Le matin, de très bonne heure, le soleil lamine à travers les volets, dans la pénombre bleue de la chambre, des feuilles d’or sur lesquelles dansent lentement des poussières capricieuses. Pierre s’est levé vite.
De la rue montent des clameurs assourdissantes. Ce sont les petits laitiers juchés sur une mauvaise carriole plate chargée de paniers d’où émergent des quantités de fiaschi pleins de lait. Les galopins crient leur marchandise et modèrent d’un gémissement guttural le trot paisible cependant de leur mule. Ah ! les petits hurleurs ! quel vacarme ils font dans leur gosier de treize, quatorze ou quinze ans qui jongle avec des éclats de voyelles et les lance haut dans la rudesse de leur chant matinal.

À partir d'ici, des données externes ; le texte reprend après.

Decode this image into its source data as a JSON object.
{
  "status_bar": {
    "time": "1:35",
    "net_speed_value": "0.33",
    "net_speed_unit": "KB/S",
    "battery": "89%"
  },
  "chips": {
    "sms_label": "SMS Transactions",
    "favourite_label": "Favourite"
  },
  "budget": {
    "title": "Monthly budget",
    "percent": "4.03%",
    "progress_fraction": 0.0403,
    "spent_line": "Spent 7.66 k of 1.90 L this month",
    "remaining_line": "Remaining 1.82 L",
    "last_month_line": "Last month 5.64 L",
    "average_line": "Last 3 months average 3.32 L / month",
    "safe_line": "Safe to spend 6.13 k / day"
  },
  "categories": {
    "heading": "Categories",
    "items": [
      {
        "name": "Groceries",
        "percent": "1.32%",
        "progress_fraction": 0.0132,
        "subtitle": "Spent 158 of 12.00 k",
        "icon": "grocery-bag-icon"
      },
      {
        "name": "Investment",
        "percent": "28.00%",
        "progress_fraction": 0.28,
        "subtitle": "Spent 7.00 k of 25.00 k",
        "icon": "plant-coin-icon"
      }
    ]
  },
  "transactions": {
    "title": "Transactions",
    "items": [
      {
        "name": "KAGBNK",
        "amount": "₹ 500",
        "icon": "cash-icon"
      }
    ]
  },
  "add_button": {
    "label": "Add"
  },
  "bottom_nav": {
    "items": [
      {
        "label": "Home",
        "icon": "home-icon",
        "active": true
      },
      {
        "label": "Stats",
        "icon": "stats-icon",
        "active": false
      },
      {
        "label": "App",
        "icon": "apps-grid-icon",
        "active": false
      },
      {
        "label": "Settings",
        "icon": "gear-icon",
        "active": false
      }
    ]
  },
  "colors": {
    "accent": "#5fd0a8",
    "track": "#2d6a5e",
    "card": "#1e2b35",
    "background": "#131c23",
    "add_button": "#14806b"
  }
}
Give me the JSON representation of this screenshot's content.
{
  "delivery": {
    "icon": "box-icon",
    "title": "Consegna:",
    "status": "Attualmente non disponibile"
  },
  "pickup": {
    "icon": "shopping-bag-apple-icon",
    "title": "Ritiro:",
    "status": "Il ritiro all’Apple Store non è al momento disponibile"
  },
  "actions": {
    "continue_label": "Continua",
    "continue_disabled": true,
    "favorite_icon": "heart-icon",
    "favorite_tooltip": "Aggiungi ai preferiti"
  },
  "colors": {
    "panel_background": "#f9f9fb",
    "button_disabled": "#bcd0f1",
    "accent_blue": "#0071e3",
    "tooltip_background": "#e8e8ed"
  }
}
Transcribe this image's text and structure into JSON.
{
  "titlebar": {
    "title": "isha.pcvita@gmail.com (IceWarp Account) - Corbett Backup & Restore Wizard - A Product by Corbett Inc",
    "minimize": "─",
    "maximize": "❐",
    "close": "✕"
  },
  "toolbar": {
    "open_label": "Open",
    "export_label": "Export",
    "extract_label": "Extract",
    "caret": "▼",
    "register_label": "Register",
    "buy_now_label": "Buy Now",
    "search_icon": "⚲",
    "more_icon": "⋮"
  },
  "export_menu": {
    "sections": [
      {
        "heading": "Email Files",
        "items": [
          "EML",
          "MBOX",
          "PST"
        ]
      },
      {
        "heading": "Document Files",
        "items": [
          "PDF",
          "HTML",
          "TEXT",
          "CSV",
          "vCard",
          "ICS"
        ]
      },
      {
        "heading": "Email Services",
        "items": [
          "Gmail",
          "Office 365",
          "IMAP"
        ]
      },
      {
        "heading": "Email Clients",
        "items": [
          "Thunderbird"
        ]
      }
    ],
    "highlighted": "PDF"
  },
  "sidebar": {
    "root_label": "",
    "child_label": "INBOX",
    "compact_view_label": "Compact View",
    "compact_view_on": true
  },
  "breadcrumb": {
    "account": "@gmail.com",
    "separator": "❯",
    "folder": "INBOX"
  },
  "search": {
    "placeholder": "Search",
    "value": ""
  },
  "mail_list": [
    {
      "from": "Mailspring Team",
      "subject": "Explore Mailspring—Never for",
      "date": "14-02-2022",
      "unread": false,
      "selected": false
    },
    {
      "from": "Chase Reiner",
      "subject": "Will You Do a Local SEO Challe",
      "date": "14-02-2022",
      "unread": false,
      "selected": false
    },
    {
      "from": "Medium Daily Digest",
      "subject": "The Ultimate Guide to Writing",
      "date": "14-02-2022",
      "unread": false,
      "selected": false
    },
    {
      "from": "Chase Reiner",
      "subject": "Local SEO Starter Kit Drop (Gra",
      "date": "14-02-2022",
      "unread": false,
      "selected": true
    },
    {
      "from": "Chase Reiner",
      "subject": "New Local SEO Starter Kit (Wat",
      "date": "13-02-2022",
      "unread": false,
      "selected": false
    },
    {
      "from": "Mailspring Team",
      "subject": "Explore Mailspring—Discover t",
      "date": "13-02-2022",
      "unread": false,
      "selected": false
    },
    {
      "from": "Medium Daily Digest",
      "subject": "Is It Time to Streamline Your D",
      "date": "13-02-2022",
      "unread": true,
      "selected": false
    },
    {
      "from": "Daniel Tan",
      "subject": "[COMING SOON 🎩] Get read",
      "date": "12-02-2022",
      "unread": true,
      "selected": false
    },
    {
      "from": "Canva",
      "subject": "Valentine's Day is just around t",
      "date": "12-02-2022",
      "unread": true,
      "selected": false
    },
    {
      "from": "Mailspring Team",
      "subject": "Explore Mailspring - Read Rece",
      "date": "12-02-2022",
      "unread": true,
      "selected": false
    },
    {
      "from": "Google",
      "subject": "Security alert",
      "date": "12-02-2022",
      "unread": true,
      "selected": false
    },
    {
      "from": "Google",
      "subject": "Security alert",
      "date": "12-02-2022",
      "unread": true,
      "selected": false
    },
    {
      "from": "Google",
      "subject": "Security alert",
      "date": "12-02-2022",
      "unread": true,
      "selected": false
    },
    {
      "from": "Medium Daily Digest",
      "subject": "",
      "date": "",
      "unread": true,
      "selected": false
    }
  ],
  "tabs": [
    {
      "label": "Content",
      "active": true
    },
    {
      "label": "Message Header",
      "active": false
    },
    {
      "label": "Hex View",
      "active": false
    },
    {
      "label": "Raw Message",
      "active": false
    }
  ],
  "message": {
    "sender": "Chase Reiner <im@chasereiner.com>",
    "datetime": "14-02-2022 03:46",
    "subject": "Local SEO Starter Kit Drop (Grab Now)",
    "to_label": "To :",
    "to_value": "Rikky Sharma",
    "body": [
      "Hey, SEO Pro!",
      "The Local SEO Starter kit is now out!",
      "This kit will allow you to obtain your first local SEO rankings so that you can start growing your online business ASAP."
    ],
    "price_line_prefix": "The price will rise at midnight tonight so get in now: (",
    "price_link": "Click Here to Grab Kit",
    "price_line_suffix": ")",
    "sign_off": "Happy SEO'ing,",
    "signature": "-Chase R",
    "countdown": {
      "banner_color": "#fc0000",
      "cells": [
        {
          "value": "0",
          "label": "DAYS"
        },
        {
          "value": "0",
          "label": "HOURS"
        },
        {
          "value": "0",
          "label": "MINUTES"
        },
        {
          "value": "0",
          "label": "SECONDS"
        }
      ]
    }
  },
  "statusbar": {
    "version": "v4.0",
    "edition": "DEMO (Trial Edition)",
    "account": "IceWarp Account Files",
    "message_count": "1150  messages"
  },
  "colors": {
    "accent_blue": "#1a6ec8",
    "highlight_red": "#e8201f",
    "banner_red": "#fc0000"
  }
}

Mais aussi quel soleil ! dès que Pierre écarte ses volets. Quel soleil inonde la chambre blanche et vient, entre les tapis, se jouer sur le dallage des marbres de couleur ! Ces rauques mélopées, cette atmosphère d’or, c’est Rome ; c’est, toute proche, la place d’Espagne et c’est, tout près surtout, oh ! surtout ! c’est tout près le jeune dieu ruisselant de beauté vers qui s’élève, dès le matin radieux, la prière amoureuse de Pierre. Luigi dort encore. Et Pierre voudrait bien voir ses jolis yeux clos couvrir de leurs longs cils ombreux ses joues où les fatigues mauves s’épuisent, et se diluent les voiles de luxure dans le repos de sa jeune chair apaisée.
Oh ! cette femme d’hier soir, cette Trasteverine brune, sauvage et goulue – et canaille. La maîtresse de Luigi !!!
Comment Pierre a-t-il voulu aller jusque-là !…
Pierre pourrait bien les voir ses jolis yeux clos… Les yeux de Djino, quand Djino dort, c’est ça qui doit être joli ! – Mais Pierre veut aussi, pour garder possible cette amitié dont le frais arome l’enivre et la beauté originale le fascine, se refuser aux possibles, aux gamines tendresses de l’enfant qui ne comprendrait pas ou comprendrait mal l’intrusion de ce jeune homme très charmant et très câlin dans l’intimité si étroite de son être et le secret de sa chambrette d’adolescent…
Quel réveil sera le sien, tout à l’heure, quand le soleil joueur va fondre sur les boucles blondissantes de ses tempes et faire, dès qu’éveillés, se refermer ses yeux apeurés par tant de lumière. Et la surprise de ce réveil tout pareil à un beau rêve qui recommence ! Quel sera le bonjour matinal de ce joli gamin qui jamais, depuis sa lointaine enfance d’orphelin, jamais n’a, sur le seuil du jour, échangé de ses lèvres en fleurs le salut affectueux d’autres lèvres amies, et dont la faiblesse gracieuse, qui tantôt va s’émanciper, est encore avide de protection et se confie si gentiment au bras qui la défend ?
Pierre la veut ménager, la candeur effarouchée de Luigi ; il veut que dans ses prunelles demeurées étonnées et limpides sous les ardeurs audacieuses et troubles de la Sanguisuga, le plus longtemps elle sommeille cette candeur que n’ont point absorbée tout entière les épuisements de sa chair – et que demeure saine, franche et fière l’amitié offerte au jeune drôle sauvé du gouffre où se perdait avec ses forces la précieuse merveille de son adolescence.
Même Pierre se reproche d’avoir, hier, laissé Djino s’humilier jusqu’à découvrir les pudiques émois de sa nudité blonde et d’avoir osé solliciter du cœur, qui souvent suit l’impulsion de la chair, le compte de ses affections. Et Pierre se demande s’il vient de faire pis ou mieux qu’une bonne action. Pierre aime donc cet enfant à cause de sa beauté charmante et souveraine ; à cause du sortilège bleu de ses regards ; à cause du rouge tendre et brûlant de ses lèvres et de la fierté triste de son front ; à cause des formes helléniques de son corps bientôt d’éphèbe ; à cause des caresses inconscientes de ses mains d’enfant dont chaque geste à l’unisson du visage expressif dénonce son intelligence suraiguë…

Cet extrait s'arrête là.